Psychologists refer to this behavior as a “laughable strategy.” I call it a “clever reframing of reality.”
In the past, if it was sunny, I got annoyed that I needed to water. If it rained, I complained that the weeds were getting a boost. And if, heaven forbid, vegetables formed, grew, and ripened, I eyed them bitterly, convinced they were over-producing only for the sick pleasure of forcing me to pick them all.
Now, with my new, gung-ho attitude, I wake up in the morning wondering, “What’s a good way for me to get in 10,000 steps before lunch? Oh, I know!” And then I start lugging flats of seedlings and a spade and stakes and anything else I anticipate needing to the remote outpost known as our garden.
“I hope I forgot the trowel,” I say, crossing my fingers before peering into my basket of tools. Sure enough, I need to go back to the house. “I’m so lucky I can get extra exercise this way,” I tell myself, grinning like a person who is not at all ticked off at her poor planning skills.

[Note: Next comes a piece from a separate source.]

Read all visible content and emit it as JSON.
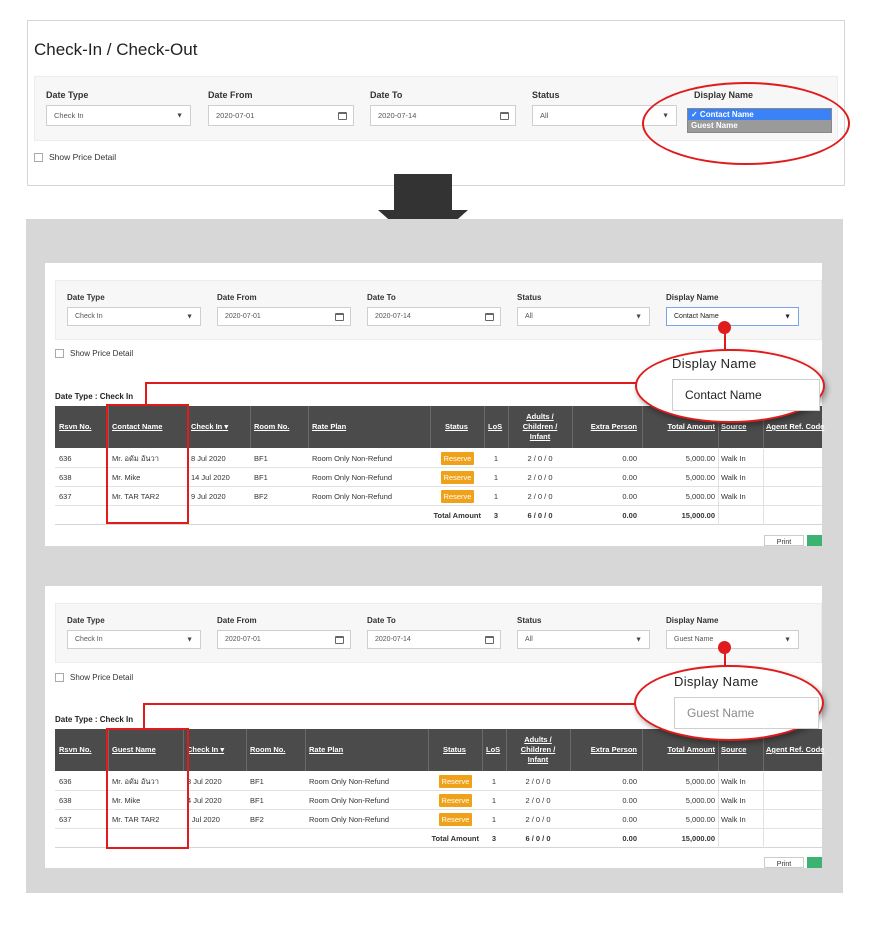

Last Friday, it took me five slogs out to the garden and back to collect all the items I needed to plant the corn and the rest of the tomatoes. (Whoops. “Slogs” isn’t the right word; “jaunts” is what I mean.) It was a glorious day for numerous jaunts across the yard and back. As a bonus, the repeated trips in each direction ensured that I got even sun exposure on my arms.
I went to the garden center the next day, hoping to buy a single cherry tomato plant to round out my collection. Of course, they only had six-packs. I resisted my old way of thinking (“Why on earth do they sell these in multiples when they know just one plant will produce enough tomatoes to stock a Costco from July Fourth through Labor Day?”).
Instead, I pictured myself in August, bushwhacking through the tangled cherry tomato vines like Indiana Jones carving a path through the Amazon rainforest. It sounded so cool I ended up buying not one but two six-packs, plus a machete and a rope.
It rained all last weekend. And when it stopped, all I could think about was how the stupid weeds had multiplied and how I’d have to spend every free hour over the next two weeks trying to keep my plants from getting completely overrun.
Then I remembered that I’m choosing a happier perspective this year.
Pasting an eager smile on my face, I pulled on my muck boots, put on some gloves, and grabbed the machete.
“If there’s one thing I love,” I reminded myself as I embarked on the long journey to the garden, “it’s weeding!”